Wednesday, 6 January 2010

Notts County Council cuts have nothing to do with money

We've reported previously about the savage £33m cuts proposed by Notts County Council and we've always maintained that the Tory run council's assertion that they do not have the money and need to make £33m of cuts was a false assertion.

We've been working closely with colleagues at the national office to unpick the council's budget proposals and analyse the council's accounts. We've also asked some searching questions of the council. Today, Ravi Subramanian, UNISON's Regional Head of Local Government, had an article published in the Nottingham Evening Post which demolished the council's position that they don't have the money. His article identified over £24m of "easy money" for the council - and it hinted that there could be more money that could be identified. The text of the article is reproduced below.

On 25 February, Tory run Notts County Council will take the final decision on the 2010/11 budget. We’ve done a lot of work looking at the council’s accounts and we’ve asked questions in three separate letters to the Chief Executive. He’s only replied to one letter but even still, we can make some sensible suggestions on how the council can save money and protect services.

The consultation closes on 22 January and UNISON will provide a formal response. In the meantime we’d like to share some of our suggestions with Post readers.

Here is a quick reminder of some of the council’s proposals. Over 400 jobs will go; day care transport costs will go up £1.85 a day, meal costs will go up £1.60 a day and a day care which is currently free, will go up to £4 a day.

Services like welfare rights are being slashed and the county contact centres are being closed. Also a “home place parking levy” of £50 for residential parking is being brought in.

All of this because the Tory council claim there is a £33m gap in their budget. It’s not really the job of a trade union to find budget savings for them, but if they can’t do it, we will. Below are our suggestions.

Firstly raising council tax by a modest 3 per cent will raise £9m. The weekly cost would be 46p for a band A house rising to £1.37 for a Band H house. Many vulnerable people will be forced to pay over £10 a week with the current proposals. Surely less than the price of a cup of coffee is not a lot to ask to protect them?

Secondly, there is a predicted under spend this year of £10.4m. Astonishingly, whilst claiming a lack of money, the council have decided to put £5.4m of this under spend into reserves. They should use all of the £10.4m under spend to protect vital services.

Thirdly, the council has reserves of over £150m of which £24m are unallocated. Reserves are there to help in hard times. In a recession public services are needed more, not less.

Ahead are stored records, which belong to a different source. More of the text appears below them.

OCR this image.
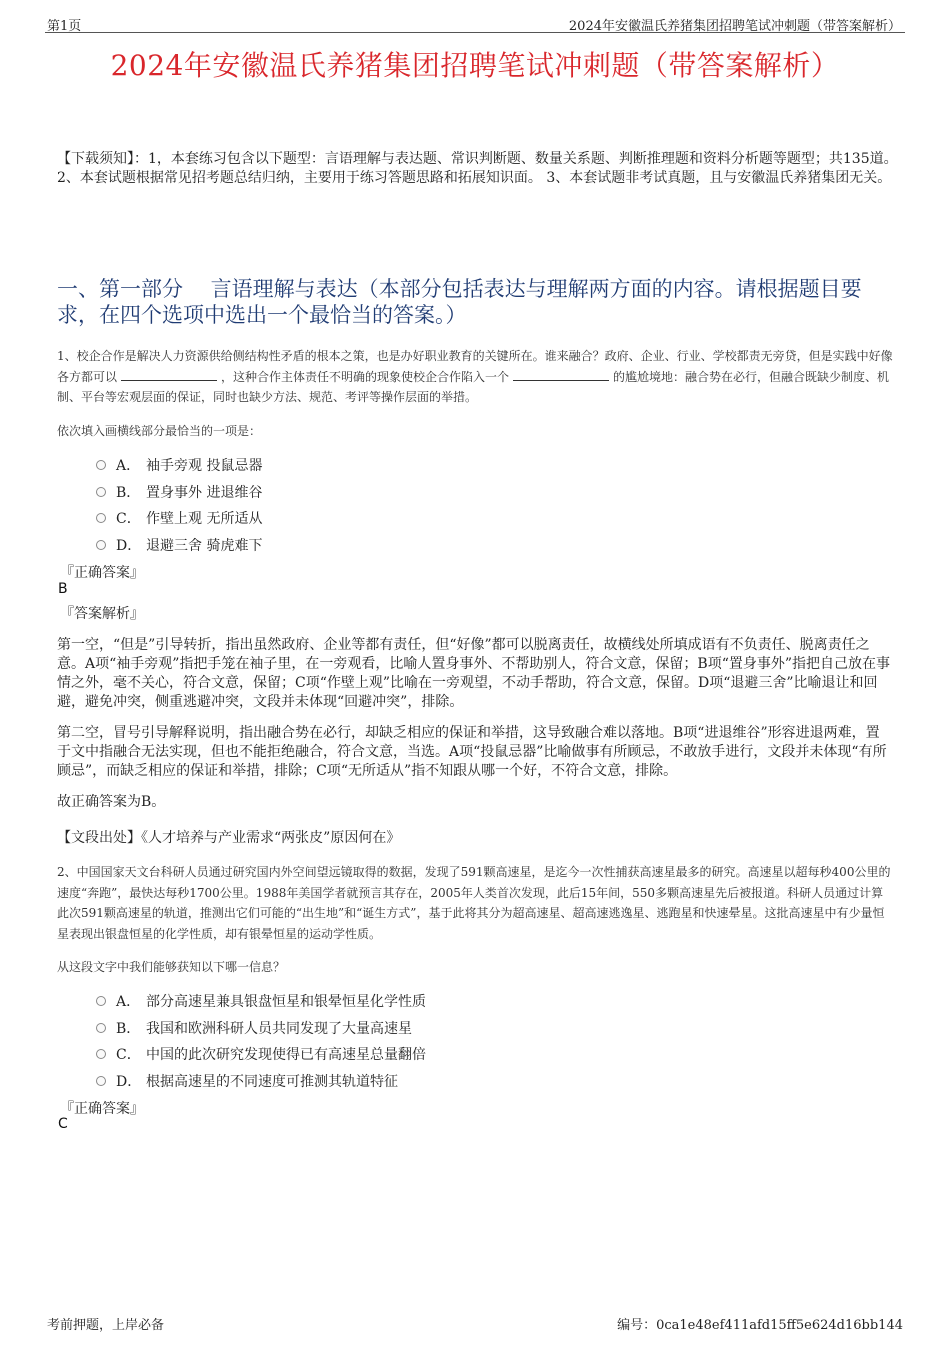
第1页	2024年安徽温氏养猪集团招聘笔试冲刺题（带答案解析）
2024年安徽温氏养猪集团招聘笔试冲刺题（带答案解析）
【下载须知】：1，本套练习包含以下题型：言语理解与表达题、常识判断题、数量关系题、判断推理题和资料分析题等题型；共135道。 2、本套试题根据常见招考题总结归纳，主要用于练习答题思路和拓展知识面。 3、本套试题非考试真题，且与安徽温氏养猪集团无关。
一、第一部分　 言语理解与表达（本部分包括表达与理解两方面的内容。请根据题目要求，在四个选项中选出一个最恰当的答案。）
1、校企合作是解决人力资源供给侧结构性矛盾的根本之策，也是办好职业教育的关键所在。谁来融合？政府、企业、行业、学校都责无旁贷，但是实践中好像各方都可以	，这种合作主体责任不明确的现象使校企合作陷入一个	的尴尬境地：融合势在必行，但融合既缺少制度、机制、平台等宏观层面的保证，同时也缺少方法、规范、考评等操作层面的举措。
依次填入画横线部分最恰当的一项是：
A． 袖手旁观 投鼠忌器
B． 置身事外 进退维谷
C． 作壁上观 无所适从
D． 退避三舍 骑虎难下
『正确答案』
B
『答案解析』
第一空，“但是”引导转折，指出虽然政府、企业等都有责任，但“好像”都可以脱离责任，故横线处所填成语有不负责任、脱离责任之意。A项“袖手旁观”指把手笼在袖子里，在一旁观看，比喻人置身事外、不帮助别人，符合文意，保留；B项“置身事外”指把自己放在事情之外，毫不关心，符合文意，保留；C项“作壁上观”比喻在一旁观望，不动手帮助，符合文意，保留。D项“退避三舍”比喻退让和回避，避免冲突，侧重逃避冲突，文段并未体现“回避冲突”，排除。
第二空，冒号引导解释说明，指出融合势在必行，却缺乏相应的保证和举措，这导致融合难以落地。B项“进退维谷”形容进退两难，置于文中指融合无法实现，但也不能拒绝融合，符合文意，当选。A项“投鼠忌器”比喻做事有所顾忌，不敢放手进行，文段并未体现“有所顾忌”，而缺乏相应的保证和举措，排除；C项“无所适从”指不知跟从哪一个好，不符合文意，排除。
故正确答案为B。
【文段出处】《人才培养与产业需求“两张皮”原因何在》
2、中国国家天文台科研人员通过研究国内外空间望远镜取得的数据，发现了591颗高速星，是迄今一次性捕获高速星最多的研究。高速星以超每秒400公里的速度“奔跑”，最快达每秒1700公里。1988年美国学者就预言其存在，2005年人类首次发现，此后15年间，550多颗高速星先后被报道。科研人员通过计算此次591颗高速星的轨道，推测出它们可能的“出生地”和“诞生方式”，基于此将其分为超高速星、超高速逃逸星、逃跑星和快速晕星。这批高速星中有少量恒星表现出银盘恒星的化学性质，却有银晕恒星的运动学性质。
从这段文字中我们能够获知以下哪一信息？
A． 部分高速星兼具银盘恒星和银晕恒星化学性质
B． 我国和欧洲科研人员共同发现了大量高速星
C． 中国的此次研究发现使得已有高速星总量翻倍
D． 根据高速星的不同速度可推测其轨道特征
『正确答案』
C
考前押题，上岸必备	编号：0ca1e48ef411afd15ff5e624d16bb144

The council should use £2m of reserves to help in these difficult times.

Fourthly, the council spent over £19m on agency workers last year; the highest spend of all East Midlands councils. If they implement proper management measures they could easily save 10 per cent, which comes to £1.9m.

Fifthly, the council’s predictions assume there will be no increase council tax base, i.e. the increase in revenue because of newly built homes. Growth of new homes has slowed dramatically, but it has not stopped. Using nationally available figures we predict a modest growth in the tax base of 0.5 per cent. This gives an additional £1.5m.

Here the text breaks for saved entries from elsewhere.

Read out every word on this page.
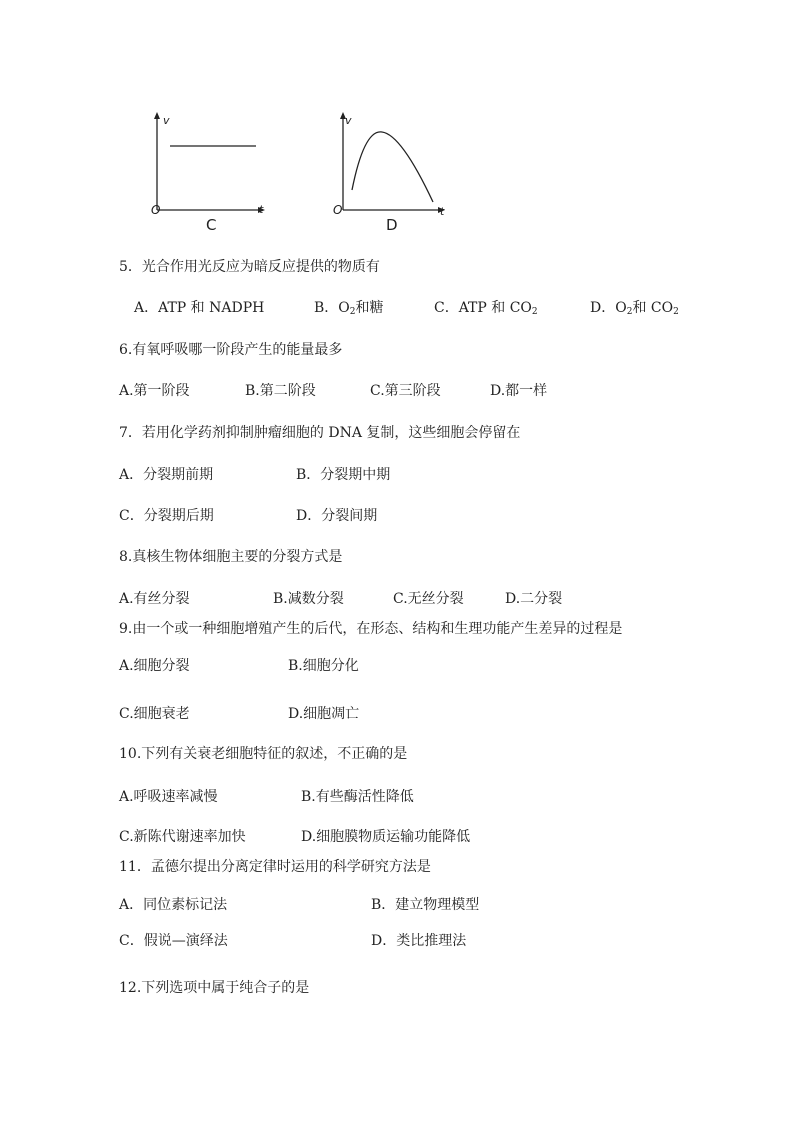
v
O	t
C
v
O	t
D
5．光合作用光反应为暗反应提供的物质有
A．ATP 和 NADPH	B．$O_2$和糖	C．ATP 和 $CO_2$	D．$O_2$和 $CO_2$
6.有氧呼吸哪一阶段产生的能量最多
A.第一阶段	B.第二阶段	C.第三阶段	D.都一样
7．若用化学药剂抑制肿瘤细胞的 DNA 复制，这些细胞会停留在
A．分裂期前期	B．分裂期中期
C．分裂期后期	D．分裂间期
8.真核生物体细胞主要的分裂方式是
A.有丝分裂	B.减数分裂	C.无丝分裂	D.二分裂
9.由一个或一种细胞增殖产生的后代，在形态、结构和生理功能产生差异的过程是
A.细胞分裂	B.细胞分化
C.细胞衰老	D.细胞凋亡
10.下列有关衰老细胞特征的叙述，不正确的是
A.呼吸速率减慢	B.有些酶活性降低
C.新陈代谢速率加快	D.细胞膜物质运输功能降低
11．孟德尔提出分离定律时运用的科学研究方法是
A．同位素标记法	B．建立物理模型
C．假说—演绎法	D．类比推理法
12.下列选项中属于纯合子的是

Sixthly, the council created extra cabinet posts after the June elections. The council should scrap these unnecessary extra posts. Also the council recently advertised for a “spin doctor”, sorry, that should be “Service Director of Communications”. They should not appoint to this post while they are making budget cuts. These two items would save over £130,000.

The above items come to over £24m. We are still working on our proposals and we believe we can identify at least another £3m, especially if the Chief Executive actually replies to our two outstanding letters.

The council say they don’t have enough money and the cuts are necessary. We’ve done the work for them and shown how to save at least £24m, perhaps more. This may not be the full £33m, but it will go a long way to protecting services.

The council has the chance to reverse the majority of the proposed cuts. On 25 February they will either seize this opportunity, or they will show their cuts are not about money, but about a Tory political agenda to slash services in pursuit of David Cameron’s desire for a “small state.”